At the heart of the system is the Component. Unlike a standard ROS2 node, a Sugarcoat Component is Lifecycle-managed and Health-aware by default. It executes a specific logic (e.g., a path planner, a driver, or a controller), and validates its own configuration automatically.

2. Active Resilience: Status & Fallbacks

Robots fail. Sugarcoat Components are designed to handle failure gracefully rather than crashing.

  • Health Status: Every component continuously reports its internal state, distinguishing between Algorithm failures (e.g., “no path found”), Component failures (e.g., “driver crash”), or System failures (e.g., “missing input”).

  • Fallbacks: When a failure is detected, the component automatically triggers pre-configured recovery strategies—such as retrying an operation, re-initializing a driver, or safely shutting down—without requiring external intervention.

3. Dynamic Behavior: Events & Actions

To create reactive autonomy, Sugarcoat layers an Event-Driven system on top of standard data flows.

  • Events: These act as triggers that monitor ROS2 topics for specific conditions (e.g., “Battery < 20%”, “Target Lost”, or “New Terrain Detected”).

  • Actions: When an Event triggers (or a Fallback activates), an Action is executed.

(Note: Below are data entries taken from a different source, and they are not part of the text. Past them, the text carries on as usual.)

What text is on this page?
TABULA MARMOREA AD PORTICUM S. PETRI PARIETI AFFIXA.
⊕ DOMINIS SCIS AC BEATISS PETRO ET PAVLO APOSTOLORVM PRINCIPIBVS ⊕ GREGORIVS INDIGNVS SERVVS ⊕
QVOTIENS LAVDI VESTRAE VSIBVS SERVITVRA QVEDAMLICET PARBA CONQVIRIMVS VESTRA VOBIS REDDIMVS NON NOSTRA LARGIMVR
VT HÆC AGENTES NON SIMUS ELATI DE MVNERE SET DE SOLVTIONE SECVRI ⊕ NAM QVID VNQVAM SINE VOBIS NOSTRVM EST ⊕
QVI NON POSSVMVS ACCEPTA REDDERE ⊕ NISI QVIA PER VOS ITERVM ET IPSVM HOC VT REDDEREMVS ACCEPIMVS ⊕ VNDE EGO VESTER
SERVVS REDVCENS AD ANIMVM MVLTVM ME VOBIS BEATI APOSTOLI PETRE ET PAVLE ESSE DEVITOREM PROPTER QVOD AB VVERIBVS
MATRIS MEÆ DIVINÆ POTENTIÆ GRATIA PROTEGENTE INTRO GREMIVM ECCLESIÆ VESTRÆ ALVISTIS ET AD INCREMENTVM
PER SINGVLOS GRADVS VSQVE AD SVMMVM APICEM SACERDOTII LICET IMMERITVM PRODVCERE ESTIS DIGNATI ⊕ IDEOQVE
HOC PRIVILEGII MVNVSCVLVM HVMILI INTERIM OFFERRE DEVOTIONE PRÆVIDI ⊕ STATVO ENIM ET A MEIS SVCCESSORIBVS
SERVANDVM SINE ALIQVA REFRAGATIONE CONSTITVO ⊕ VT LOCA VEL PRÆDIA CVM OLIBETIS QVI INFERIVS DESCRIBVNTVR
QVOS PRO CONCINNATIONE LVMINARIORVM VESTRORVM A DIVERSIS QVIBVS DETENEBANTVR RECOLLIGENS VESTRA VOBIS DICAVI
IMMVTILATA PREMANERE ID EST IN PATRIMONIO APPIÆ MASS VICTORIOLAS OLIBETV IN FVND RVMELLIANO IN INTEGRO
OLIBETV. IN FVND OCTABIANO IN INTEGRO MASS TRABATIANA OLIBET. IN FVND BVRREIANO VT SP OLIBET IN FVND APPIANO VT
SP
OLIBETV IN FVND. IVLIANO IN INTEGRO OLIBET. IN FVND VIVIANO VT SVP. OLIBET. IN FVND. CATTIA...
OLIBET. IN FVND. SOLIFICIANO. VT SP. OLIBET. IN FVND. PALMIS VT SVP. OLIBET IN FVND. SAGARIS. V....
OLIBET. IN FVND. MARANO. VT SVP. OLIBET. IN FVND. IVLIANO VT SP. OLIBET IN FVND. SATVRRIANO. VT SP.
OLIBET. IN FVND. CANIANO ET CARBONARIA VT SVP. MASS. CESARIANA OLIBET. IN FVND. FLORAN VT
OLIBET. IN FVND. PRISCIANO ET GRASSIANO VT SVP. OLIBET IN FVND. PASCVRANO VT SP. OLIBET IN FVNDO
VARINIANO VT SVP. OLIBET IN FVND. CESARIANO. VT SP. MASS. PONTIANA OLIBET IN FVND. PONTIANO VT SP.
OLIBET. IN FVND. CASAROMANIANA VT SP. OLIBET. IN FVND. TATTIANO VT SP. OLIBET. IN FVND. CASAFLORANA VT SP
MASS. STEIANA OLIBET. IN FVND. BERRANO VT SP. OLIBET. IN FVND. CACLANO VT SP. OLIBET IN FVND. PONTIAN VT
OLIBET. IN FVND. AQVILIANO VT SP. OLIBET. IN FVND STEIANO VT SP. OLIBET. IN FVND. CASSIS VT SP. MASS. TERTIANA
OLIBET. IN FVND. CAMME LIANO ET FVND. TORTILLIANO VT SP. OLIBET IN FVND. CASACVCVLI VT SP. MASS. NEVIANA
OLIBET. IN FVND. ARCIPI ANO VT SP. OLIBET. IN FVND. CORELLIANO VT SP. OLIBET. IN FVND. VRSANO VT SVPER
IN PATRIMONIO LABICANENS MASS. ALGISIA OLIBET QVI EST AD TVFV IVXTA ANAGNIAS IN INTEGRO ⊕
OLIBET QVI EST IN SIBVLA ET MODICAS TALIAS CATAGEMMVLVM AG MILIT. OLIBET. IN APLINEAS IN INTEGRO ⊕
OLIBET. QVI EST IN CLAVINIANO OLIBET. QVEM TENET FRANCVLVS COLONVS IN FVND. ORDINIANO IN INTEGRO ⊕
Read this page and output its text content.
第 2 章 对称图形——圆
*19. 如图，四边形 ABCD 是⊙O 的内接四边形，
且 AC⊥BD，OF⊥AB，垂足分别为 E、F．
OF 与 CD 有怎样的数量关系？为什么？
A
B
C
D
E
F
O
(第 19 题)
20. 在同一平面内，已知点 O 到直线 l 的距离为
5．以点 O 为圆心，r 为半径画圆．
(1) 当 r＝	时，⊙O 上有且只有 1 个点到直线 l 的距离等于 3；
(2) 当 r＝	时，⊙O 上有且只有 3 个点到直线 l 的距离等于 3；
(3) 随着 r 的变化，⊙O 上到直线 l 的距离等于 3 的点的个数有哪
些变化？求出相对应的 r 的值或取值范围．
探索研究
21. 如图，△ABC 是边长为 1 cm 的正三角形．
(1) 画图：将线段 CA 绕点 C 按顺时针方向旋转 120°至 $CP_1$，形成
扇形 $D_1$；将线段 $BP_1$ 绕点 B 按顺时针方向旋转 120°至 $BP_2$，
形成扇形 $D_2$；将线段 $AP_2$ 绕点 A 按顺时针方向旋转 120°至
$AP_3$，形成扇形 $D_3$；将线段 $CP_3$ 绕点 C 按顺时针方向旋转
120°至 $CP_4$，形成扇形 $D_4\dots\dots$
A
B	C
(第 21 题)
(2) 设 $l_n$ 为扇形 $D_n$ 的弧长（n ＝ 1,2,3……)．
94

Actions can reconfigure components, switch controllers, start/stop processes, or send goals to other nodes.

4. Orchestration & Recipes Launcher

Finally, the system is brought to life and supervised by the Launcher, a Pythonic interface to define and deploy your system. It supports running components in Multi-threaded or Multi-process modes, managing their lifecycles automatically and handling event/action coordination.